Findings 62 patients (18%) reported NDE, of whom 41 (12%) described a core experience. Occurrence of the experience was not associated with duration of cardiac arrest or unconsciousness, medication, or fear of death before cardiac arrest. Frequency of NDE was affected by how we defined NDE, the prospective nature of the research in older cardiac patients, age, surviving cardiac arrest in first myocardial infarction, more than one cardiopulmonary resuscitation (CPR) during stay in hospital, previous NDE, and memory problems after prolonged CPR. Depth of the experience was affected by sex, surviving CPR outside hospital, and fear before cardiac arrest. Significantly more patients who had an NDE, especially a deep experience, died within 30 days of CPR (p<0·0001).
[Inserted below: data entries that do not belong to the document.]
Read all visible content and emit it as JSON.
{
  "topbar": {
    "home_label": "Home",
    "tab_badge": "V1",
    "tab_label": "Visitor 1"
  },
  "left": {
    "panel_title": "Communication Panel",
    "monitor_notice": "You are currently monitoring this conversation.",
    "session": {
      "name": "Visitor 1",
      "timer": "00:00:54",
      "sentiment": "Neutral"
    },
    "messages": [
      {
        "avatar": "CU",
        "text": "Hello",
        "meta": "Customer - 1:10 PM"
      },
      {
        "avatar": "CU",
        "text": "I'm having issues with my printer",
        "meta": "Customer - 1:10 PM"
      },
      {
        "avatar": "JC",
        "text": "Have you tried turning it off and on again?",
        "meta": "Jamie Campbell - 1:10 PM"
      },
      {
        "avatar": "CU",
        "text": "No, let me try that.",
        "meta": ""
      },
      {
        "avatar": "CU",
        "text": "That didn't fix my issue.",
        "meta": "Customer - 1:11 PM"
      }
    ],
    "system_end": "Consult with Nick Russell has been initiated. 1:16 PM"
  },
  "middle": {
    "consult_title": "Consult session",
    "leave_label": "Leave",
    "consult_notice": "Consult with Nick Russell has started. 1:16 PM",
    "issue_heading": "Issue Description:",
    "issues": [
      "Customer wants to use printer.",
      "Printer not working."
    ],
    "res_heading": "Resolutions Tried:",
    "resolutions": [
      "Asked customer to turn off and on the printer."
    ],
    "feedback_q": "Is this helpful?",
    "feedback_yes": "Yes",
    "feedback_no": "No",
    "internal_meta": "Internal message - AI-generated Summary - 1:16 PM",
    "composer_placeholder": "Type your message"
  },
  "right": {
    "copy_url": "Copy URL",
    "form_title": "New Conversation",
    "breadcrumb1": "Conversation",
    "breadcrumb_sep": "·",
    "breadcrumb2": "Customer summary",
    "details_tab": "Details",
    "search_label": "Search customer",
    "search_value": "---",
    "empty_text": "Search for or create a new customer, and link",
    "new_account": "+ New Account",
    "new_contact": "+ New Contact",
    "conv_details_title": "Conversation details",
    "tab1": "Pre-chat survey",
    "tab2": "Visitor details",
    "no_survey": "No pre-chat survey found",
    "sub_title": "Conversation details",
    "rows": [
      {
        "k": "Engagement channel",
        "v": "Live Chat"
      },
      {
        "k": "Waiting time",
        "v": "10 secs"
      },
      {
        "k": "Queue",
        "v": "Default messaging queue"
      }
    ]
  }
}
The process of transformation after NDE took several years, and differed from those of patients who survived cardiac arrest without NDE.​

And this:

Statistical analysis
We assessed causal factors for NDE with the Pearson [chi-squared] test for categorical and t test for ratio-scaled factors. Factors affecting depth of NDE were analysed with the Mann-Whitney test for categorical factors, and with Spearman’s coefficient of rank correlation for ratioscaled factors. Links between NDE and altered scores for questions from the life-change inventory were assessed with the Mann-Whitney test. The sums of the individual scores were used to compare the responses to the life-change inventory in the second and third interview. Because few causes or relations exist for NDE, the null hypotheses are the absence of factors. Hence, all tests were two-tailed with significance shown by p values less than 0·05.​

http://www.pimvanlommel.nl/files/publicaties/Lancet artikel Pim van Lommel.pdf

But you want someone to believe that you have found some error here, which you haven't been able to actually identify, and which the Lancet reviewers were unable to discern, and which no one else in the world has even noticed?

You don't know of anyone with a graduate degree in statistics who wouldn't laugh at what you've posted here, do you?

It is people like you that make me glad I am me.